RARRES2 gene

The RARRES2 gene (RARRES2 stands for: Retinoic Acid Receptor Responder 2) is a protein-coding gene. The associated signaling pathways include the response to increased Ca2+ concentrations in the cytosol of platelets.

The RARRES2 gene encodes a secreted chemotactic protein, called chemerin, which initiates chemotaxis via the ChemR23-G protein-coupled ligand with seven transmembrane domains. The expression of this gene is upregulated by the synthetic retinoid tazarotene and is found in a variety of tissues. The active protein has several functions, including that of an adipokine and an antimicrobial protein with activity against bacteria and fungi.

The encoded protein chemerin is an adipocyte-secreted protein (adipokine) that regulates adipogenesis, metabolism and inflammation by activating the chemokine-like receptor 1 (CMKLR1). Also acts as a ligand for CMKLR2. Chemerin can also bind to C-C chemokine receptor-like 2 (CCRL2), but with a lower affinity than to CMKLR1 or CMKLR2 (De Henau O et al. 2016). Chemerin positively regulates adipocyte differentiation, modulates the expression of adipocyte genes involved in lipid and glucose metabolism, and may play a role in angiogenesis, a process essential for white adipose tissue expansion. Chemerin also acts as a proinflammatory adipokine, causing increased secretion of other proinflammatory and prodiabetic adipokines that further impair metabolic function of adipose tissue and have negative systemic effects, including impaired insulin sensitivity, altered glucose and lipid metabolism, and a decrease in vascular function in other tissues. May have both pro- and anti-inflammatory properties depending on the type of enzymatic cleavage by different classes of proteases. Chemerin acts as a chemotactic factor for leukocyte populations expressing CMKLR1, particularly immature plasmacytoid dendritic cells, but also immature myeloid DCs, macrophages and natural killer cells. Exerts an anti-inflammatory effect by preventing TNF/TNFA-induced VCAM1 expression and adhesion of monocytes in vascular endothelial cells. The effect is mediated by inhibition of NF-kappa-B and CRK/p38 activation through stimulation of AKT1/NOS3 signaling and nitric oxide production. Its dual role in inflammation and metabolism may provide a link between chronic inflammation and obesity as well as obesity-related diseases such as type 2 diabetes and cardiovascular disease. Furthermore, the encoded adipokine shows an antimicrobial function in the skin.
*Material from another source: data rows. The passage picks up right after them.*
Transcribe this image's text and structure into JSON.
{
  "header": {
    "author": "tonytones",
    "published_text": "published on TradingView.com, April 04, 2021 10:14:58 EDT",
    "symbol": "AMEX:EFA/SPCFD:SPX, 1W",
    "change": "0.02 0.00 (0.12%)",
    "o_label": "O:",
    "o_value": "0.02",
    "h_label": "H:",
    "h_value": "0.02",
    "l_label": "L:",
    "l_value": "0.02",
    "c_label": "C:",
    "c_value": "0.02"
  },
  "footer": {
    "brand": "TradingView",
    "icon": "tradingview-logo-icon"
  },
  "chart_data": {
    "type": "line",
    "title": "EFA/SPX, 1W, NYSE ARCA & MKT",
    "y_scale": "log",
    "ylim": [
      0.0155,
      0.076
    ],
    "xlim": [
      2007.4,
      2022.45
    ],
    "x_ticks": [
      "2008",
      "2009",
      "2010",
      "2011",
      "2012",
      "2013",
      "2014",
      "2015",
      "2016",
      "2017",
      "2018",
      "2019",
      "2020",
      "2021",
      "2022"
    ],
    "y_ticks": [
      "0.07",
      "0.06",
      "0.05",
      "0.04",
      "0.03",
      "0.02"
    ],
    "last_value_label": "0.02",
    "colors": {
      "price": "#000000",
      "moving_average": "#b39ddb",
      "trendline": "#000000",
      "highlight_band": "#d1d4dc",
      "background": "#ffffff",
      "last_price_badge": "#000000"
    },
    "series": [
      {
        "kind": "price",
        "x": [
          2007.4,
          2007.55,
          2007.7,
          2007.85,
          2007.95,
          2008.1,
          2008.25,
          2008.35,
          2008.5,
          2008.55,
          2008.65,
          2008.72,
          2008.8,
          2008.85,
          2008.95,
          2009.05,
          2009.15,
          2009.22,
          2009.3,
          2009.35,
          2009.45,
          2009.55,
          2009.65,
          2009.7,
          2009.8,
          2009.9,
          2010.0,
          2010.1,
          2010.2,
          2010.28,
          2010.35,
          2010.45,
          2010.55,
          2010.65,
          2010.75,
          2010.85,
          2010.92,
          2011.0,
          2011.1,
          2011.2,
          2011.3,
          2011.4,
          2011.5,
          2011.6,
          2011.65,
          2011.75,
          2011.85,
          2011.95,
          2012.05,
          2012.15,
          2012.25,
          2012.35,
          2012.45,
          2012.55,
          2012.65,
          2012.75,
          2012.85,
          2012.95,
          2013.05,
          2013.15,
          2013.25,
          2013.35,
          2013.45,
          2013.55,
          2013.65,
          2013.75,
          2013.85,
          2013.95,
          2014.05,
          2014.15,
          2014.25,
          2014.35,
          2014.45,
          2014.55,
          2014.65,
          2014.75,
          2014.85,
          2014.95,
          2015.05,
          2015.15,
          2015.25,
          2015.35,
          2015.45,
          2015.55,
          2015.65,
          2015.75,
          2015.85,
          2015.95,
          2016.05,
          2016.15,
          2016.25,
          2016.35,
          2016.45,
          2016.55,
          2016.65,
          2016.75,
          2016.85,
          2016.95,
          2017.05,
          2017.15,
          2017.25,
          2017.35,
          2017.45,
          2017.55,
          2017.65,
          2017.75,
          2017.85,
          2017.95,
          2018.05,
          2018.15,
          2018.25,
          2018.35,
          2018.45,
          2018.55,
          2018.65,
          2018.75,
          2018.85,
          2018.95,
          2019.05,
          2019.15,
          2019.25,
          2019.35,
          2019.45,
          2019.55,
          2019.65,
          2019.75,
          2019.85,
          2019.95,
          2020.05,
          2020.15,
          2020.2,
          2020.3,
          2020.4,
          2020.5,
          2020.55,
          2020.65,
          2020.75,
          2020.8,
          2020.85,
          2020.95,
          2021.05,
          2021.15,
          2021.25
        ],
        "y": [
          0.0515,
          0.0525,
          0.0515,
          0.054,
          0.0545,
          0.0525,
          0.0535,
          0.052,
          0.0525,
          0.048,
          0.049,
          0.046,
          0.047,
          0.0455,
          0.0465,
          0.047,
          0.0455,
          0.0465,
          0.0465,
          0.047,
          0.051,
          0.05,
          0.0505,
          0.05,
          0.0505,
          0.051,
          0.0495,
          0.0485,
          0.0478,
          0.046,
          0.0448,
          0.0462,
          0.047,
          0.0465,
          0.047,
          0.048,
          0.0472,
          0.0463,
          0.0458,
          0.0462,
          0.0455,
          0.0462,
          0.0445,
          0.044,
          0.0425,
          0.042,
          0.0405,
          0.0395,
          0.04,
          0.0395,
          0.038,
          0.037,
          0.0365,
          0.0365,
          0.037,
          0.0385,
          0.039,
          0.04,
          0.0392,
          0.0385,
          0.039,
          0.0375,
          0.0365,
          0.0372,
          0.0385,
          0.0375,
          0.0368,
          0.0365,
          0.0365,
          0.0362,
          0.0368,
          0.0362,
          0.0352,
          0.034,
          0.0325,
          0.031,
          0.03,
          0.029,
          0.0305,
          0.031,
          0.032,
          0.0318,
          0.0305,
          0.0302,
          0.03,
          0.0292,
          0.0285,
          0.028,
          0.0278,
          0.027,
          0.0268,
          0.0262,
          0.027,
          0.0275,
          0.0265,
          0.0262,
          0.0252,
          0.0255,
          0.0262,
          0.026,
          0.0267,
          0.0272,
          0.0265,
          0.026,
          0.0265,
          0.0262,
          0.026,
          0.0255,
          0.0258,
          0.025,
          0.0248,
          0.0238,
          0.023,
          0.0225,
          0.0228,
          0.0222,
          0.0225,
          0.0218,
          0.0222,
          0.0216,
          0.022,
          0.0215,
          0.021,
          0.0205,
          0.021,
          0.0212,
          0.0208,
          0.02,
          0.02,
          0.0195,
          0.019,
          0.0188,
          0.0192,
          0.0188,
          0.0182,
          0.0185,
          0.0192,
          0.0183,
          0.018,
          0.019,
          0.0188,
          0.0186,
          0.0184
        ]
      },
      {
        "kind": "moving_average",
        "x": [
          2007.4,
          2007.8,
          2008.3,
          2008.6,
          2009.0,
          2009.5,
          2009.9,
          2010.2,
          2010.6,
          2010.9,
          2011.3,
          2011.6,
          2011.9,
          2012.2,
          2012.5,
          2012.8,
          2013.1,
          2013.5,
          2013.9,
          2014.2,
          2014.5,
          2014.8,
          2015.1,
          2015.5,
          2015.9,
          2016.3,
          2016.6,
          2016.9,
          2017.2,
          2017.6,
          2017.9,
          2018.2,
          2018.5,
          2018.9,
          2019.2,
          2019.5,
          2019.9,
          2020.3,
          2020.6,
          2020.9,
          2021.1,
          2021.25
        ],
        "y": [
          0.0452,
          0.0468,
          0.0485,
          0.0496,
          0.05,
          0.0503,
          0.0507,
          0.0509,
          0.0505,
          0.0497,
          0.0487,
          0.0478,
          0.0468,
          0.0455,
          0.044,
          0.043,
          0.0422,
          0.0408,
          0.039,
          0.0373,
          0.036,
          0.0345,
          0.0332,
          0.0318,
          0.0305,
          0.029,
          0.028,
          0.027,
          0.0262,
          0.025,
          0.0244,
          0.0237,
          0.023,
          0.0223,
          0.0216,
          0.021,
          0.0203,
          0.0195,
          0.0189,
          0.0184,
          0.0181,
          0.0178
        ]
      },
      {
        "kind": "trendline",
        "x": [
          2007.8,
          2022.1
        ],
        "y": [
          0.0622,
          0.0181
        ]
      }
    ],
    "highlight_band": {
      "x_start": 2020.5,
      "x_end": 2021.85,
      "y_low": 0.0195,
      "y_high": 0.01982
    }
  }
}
Chemerin and visfatin may act as new markers for inflammation in systemic scleroderma (Sawicka K et al. 2019). Patients with systemic scleroderma had higher chemerin levels than a control group (182.71 ± 33.94 ng/ml), with the difference being statistically significant. A positive correlation of chemerin and visfatin with the values of the inflammatory marker CRP has been demonstrated. In addition, chemerin shows a statistically significant positive correlation with the concentration of the complement component C3, while visfatin correlates with the C4 values (Pawlik KK et al.2020).

Diseases associated with RARRES2 include Mönckeberg's arteriosclerosis and psoriasis.

1. Albanesi C et al. (2009) Chemerin expression marks early psoriatic skin lesions and correlates with plasmacytoid dendritic cell recruitment. J Exp Med 206:249-258.
2. Banas M et al. (2015) The expression and regulation of chemerin in the epidermis. PLoS One 10:e0117830.
3. De Henau O et al. (2016) Signaling Properties of Chemerin Receptors CMKLR1, GPR1 and CCRL2. PLoS One 11:e0164179.
4. Pawlik KK et al.(2020) BIOMARKERS OF DISEASE ACTIVITY IN SYSTEMIC SCLEROSIS. Wiad Lek 73:2300-2305.
5. Sawicka K et al. (2019) Visfatin and chemerin levels correspond with inflammation and might reflect the bridge between metabolism, inflammation and fibrosis in patients with systemic sclerosis. Postepy Dermatol Alergol 36:551-565.